宋南雁无法,只能无可奈何地点头同意。
才过了一刻钟的功夫,一名须发皆白的大夫就背着医药箱赶来。
宋南雁在冯妈妈和秋霜充满压迫感的眼神下硬着头皮伸出了自己的手腕。
大夫往宋南雁手腕上铺了块帕子,然后才搭上自己的手指,细细感受宋南雁的脉象。
大夫忽然眉头一皱,他脸上的表情一下严肃了起来,“驸马气血有淤,除了额头和鼻子,左肩和右腿也有伤。”
宋南雁心脏狠狠地往下一沉,这大夫医术如此高强,绝不可能看不出她的真实性别。
如果大夫戳穿她的性别,她就、她就说自己是天阉!
反正她有嘴有手的,照样能把老婆伺候好!
冯妈妈和秋霜的表情却是有些发虚,她们没想到宋南雁的身上还有别的伤。
公主从前有段时间陷于苦痛,常常自伤,对待冒犯她的人也从不手软,她性格暴虐的名声也是那时传出去的,不过那已经是五六年前的事了,如今公主已能像常人般生活。
公主这次突然对驸马动手,也不知是不是心病复发。
宋南雁忽然察觉到两道存在感格外明显的视线落在自己身上,她一抬头就对上了冯妈妈和秋霜带着怜悯的眼神。
宋南雁立马反应过来她们误会了什么,连忙解释道:“这些伤都是我自己摔的,跟公主没关系!”
秋霜敷衍道:“是是是,都是你自己摔的。

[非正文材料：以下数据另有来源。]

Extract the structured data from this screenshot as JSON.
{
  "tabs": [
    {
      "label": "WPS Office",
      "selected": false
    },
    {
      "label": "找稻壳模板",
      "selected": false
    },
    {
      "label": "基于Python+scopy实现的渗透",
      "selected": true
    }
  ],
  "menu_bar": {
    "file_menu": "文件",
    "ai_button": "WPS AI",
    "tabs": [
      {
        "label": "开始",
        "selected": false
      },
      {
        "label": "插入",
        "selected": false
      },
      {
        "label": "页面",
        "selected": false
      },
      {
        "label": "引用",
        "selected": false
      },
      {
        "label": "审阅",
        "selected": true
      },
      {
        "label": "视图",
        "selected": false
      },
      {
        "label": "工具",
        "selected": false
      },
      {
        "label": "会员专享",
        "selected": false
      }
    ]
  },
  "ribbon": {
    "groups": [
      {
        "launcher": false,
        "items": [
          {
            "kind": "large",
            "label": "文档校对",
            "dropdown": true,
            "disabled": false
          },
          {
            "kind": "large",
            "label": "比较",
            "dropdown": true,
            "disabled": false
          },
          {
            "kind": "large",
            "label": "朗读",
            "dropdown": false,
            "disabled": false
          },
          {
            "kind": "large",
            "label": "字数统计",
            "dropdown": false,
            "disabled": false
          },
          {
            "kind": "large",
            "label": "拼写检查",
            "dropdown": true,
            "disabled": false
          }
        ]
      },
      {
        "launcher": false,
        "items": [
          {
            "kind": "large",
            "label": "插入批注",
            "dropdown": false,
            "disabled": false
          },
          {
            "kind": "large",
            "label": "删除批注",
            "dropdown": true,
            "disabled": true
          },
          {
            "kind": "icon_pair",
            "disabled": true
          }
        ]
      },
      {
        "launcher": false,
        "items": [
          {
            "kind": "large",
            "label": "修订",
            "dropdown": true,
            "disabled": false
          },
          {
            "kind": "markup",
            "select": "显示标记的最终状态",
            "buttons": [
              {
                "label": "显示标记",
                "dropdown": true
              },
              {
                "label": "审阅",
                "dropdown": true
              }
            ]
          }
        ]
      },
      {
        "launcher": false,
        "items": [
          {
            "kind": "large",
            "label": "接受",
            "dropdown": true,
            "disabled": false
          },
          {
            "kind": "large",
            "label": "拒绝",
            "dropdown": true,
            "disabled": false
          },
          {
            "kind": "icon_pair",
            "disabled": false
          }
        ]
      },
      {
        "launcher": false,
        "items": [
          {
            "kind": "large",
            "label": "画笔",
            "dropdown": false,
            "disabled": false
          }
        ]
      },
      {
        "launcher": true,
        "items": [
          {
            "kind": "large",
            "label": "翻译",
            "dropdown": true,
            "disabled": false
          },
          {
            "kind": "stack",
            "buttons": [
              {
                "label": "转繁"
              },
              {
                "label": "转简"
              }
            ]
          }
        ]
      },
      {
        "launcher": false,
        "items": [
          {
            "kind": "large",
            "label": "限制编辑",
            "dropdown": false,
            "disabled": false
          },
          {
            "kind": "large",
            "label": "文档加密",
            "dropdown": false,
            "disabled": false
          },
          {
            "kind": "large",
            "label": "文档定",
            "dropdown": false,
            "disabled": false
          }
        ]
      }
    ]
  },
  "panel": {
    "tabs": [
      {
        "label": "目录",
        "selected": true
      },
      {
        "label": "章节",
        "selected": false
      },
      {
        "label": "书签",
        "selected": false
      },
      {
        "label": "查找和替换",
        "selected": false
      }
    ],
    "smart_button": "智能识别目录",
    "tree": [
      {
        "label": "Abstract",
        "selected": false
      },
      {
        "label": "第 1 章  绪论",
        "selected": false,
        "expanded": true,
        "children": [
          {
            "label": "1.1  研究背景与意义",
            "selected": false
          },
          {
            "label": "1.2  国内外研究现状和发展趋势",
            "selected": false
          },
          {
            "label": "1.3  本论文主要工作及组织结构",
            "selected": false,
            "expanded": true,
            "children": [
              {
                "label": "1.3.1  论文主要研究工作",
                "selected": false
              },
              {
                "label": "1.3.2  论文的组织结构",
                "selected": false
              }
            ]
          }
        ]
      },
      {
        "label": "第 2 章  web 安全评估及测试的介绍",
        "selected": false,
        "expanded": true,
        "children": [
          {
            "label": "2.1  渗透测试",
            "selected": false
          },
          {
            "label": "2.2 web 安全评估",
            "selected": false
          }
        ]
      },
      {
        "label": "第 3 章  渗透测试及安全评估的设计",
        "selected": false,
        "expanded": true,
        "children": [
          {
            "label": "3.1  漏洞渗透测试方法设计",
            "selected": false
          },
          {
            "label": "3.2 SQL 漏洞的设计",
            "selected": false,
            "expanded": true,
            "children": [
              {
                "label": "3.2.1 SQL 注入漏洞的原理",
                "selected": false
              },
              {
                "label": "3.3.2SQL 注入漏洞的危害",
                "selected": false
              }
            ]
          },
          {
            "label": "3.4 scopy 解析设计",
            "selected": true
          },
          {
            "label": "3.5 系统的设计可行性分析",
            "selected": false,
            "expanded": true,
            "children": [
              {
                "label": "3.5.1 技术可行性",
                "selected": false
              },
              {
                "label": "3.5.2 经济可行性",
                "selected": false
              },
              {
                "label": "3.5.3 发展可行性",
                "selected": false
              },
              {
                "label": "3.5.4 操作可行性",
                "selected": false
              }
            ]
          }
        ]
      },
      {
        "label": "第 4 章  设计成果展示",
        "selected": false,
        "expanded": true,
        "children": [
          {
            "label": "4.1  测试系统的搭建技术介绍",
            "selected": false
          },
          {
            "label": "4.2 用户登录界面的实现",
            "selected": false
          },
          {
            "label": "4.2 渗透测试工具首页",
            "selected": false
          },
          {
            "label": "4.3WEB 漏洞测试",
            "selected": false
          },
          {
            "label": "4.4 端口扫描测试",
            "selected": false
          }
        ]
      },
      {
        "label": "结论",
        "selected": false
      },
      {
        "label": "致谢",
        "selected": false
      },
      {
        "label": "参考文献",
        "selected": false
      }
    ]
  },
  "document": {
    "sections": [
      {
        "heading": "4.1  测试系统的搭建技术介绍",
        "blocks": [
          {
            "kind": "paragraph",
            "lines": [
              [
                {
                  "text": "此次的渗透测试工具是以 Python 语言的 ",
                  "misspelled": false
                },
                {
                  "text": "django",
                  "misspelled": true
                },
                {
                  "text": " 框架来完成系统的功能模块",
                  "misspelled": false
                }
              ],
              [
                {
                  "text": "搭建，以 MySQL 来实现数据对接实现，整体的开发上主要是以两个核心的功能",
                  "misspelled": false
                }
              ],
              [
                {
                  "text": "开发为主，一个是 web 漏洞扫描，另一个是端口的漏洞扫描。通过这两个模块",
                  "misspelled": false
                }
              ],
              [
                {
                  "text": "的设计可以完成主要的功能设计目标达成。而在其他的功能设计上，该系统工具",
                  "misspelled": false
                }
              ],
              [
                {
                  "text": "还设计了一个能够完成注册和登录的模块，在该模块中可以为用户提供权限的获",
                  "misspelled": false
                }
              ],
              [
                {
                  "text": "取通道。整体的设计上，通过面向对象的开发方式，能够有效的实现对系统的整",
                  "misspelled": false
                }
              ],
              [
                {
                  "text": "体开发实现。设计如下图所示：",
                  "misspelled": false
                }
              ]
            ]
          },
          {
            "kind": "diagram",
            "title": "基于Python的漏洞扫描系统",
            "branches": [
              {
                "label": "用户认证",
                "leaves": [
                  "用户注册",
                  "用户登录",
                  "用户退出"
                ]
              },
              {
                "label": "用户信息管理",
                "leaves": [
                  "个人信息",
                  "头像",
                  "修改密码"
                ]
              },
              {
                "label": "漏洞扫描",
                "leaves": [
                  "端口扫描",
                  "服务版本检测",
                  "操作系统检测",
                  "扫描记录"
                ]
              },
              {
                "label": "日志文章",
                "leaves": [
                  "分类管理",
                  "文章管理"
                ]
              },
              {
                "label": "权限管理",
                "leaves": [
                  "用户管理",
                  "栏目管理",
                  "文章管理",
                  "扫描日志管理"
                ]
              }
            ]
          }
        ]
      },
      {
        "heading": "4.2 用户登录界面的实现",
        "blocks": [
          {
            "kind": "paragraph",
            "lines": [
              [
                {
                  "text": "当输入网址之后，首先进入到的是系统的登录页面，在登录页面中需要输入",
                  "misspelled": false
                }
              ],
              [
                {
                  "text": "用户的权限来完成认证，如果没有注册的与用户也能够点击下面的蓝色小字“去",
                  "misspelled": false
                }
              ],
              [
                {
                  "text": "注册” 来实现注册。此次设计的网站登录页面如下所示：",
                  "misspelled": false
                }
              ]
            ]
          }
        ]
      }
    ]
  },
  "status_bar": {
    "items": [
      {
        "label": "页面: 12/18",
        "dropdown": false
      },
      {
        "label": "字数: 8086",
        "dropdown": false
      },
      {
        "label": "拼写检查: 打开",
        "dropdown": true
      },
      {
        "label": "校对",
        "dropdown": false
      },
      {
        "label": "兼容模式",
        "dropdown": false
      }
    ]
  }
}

”
冯妈妈则是问道:“胡大夫,驸马伤得应该不重吧?”
“这些外伤倒是无碍,用些活血化瘀的药就成了。”胡大夫一边说话,一边从药箱里取出两瓶药放在桌上。
冯妈妈和秋霜都松了口气,宋南雁毕竟是被公主打伤的,万一真有什么好歹,那真是罪过了。
这时大夫话锋一转,“但——”
这一转折,宋南雁她们三个人的心一起提了起来。
宋南雁表情沉痛地闭上眼,她嘴唇微张,正想主动“坦白”,就听到大夫啧啧称奇。
“——驸马脉象古怪,似女非男。”
宋南雁倒吸一口凉气。
胡大夫一边捋着胡子一边幽幽道:“应该是阳气不足导致的阴气强盛,驸马新婚这段时间很是操劳吧?但就算再怎么心急在公主面前表现,还是要顾好自己的身体,不要竭泽而渔啊。”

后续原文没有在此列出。